Handala and other groups have also repeatedly targeted Israel, and Israel’s National Internet Directorate saying that hackers linked to Iran had wiped data from at least 60 Israeli companies through so-called “wiper” attacks.

“The boundaries between nation and cybercriminals are clearly blurred for Iranian actors,” said David Carmiel, CEO of Israeli cyber security firm Kela. Eat with Halcyon found evidence on the dark web of Iran-linked ransom group Pay2Key offering 80 percent of profits to hackers targeting Iran’s “enemies” (a spin-off from its previous 70 percent cut), which it described as “(s)pecific conditions of benefit to Iran’s friends.”

Carmiel said that unlike the ransomware groups commonly associated with Russia—whose disruption is more focused on making money by taking access to systems and then returning them in exchange for millions of dollars in payments—Iranian ransomware groups are focused on destruction. “It’s less about helping you recover and more about making a financial profit and wreaking havoc on your infrastructure.”

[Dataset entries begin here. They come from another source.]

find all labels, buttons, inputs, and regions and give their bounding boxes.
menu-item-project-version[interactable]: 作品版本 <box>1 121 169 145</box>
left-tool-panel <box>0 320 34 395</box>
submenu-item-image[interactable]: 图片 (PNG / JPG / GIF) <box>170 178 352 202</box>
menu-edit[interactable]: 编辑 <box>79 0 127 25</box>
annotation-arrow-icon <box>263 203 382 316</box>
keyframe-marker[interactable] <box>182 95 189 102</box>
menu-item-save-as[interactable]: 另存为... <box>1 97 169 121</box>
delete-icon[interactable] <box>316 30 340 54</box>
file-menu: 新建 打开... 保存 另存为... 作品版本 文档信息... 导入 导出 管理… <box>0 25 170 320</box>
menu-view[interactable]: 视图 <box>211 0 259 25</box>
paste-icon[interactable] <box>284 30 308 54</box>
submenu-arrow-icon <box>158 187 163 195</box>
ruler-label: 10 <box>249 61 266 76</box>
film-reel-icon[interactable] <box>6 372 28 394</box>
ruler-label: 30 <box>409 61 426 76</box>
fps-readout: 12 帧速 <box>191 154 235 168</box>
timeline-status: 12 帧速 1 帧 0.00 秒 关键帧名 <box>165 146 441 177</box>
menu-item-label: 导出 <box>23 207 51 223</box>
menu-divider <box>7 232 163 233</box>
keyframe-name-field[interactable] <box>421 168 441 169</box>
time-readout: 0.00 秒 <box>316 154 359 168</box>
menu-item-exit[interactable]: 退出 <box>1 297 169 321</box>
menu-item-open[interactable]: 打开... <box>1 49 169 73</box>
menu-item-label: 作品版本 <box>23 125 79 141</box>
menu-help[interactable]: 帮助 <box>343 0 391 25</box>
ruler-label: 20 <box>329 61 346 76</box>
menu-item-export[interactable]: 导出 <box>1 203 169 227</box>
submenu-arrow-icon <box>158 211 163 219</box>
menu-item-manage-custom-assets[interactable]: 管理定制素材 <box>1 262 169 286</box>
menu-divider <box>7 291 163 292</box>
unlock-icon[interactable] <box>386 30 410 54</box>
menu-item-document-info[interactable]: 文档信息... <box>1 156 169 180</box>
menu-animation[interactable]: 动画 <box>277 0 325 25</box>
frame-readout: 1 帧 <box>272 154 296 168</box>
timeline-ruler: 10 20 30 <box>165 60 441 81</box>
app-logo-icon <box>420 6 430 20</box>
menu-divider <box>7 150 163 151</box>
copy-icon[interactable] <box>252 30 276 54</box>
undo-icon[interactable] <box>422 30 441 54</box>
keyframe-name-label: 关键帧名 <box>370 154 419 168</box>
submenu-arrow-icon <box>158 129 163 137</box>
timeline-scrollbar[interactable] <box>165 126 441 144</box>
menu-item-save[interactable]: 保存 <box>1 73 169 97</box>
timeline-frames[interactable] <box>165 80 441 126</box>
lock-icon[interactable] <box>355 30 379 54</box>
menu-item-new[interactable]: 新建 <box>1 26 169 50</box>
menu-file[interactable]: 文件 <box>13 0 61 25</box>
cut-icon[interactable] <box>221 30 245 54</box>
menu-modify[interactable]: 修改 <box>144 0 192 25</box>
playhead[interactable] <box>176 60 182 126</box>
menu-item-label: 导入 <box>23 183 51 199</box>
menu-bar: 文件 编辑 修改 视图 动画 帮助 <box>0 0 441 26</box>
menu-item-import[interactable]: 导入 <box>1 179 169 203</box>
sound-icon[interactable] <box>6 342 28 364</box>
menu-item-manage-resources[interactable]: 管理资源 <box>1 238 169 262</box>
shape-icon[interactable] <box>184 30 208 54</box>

Iran’s cyber retaliation was relatively muted in the early days of the conflict, when the US and Israeli forces used both offensive internet activity and kinetic air strikes to kill the main leaders of the Iranian regime and took over the cyber command center.

“But anyone with a laptop can find a way to re-engage; it’s not like there’s anything strange about the building,” said Mieke Eoyang, who served as US deputy secretary of defense for cyber policy until April 2025 and is now a visiting professor at Carnegie Mellon University’s Institute for Strategy and Technology. “Many of the infrastructure malicious actors are operating in a very unusual way, so I would expect that we would see those types of activities coming over time,” he added. “You don’t have to have that kind of strong command and control structure to create significant disruption.”

None of what cyber experts have seen so far from Iranian groups is out of the ordinary — Iran has a long history of going after Washington and its allies in cyberspace, including affecting critical US infrastructure such as water treatment plants.

Such attacks could still happen as Iran plunges into war and secures its cyber base. “This is an Iranian playbook,” Kaiser said. “They see cyber as a way to get revenge—it’s less dangerous than physical or kinetic attacks, but it allows them to say they’ve gotten revenge.”

It also means that even in the unlikely event of a negotiated end to war, the cyber threat from Iran will not end.

“Even if there is some kind of ceasefire, the internet will continue because it’s under the radar a lot of the time,” Carmiel said. “The target world for Iranian groups has grown.”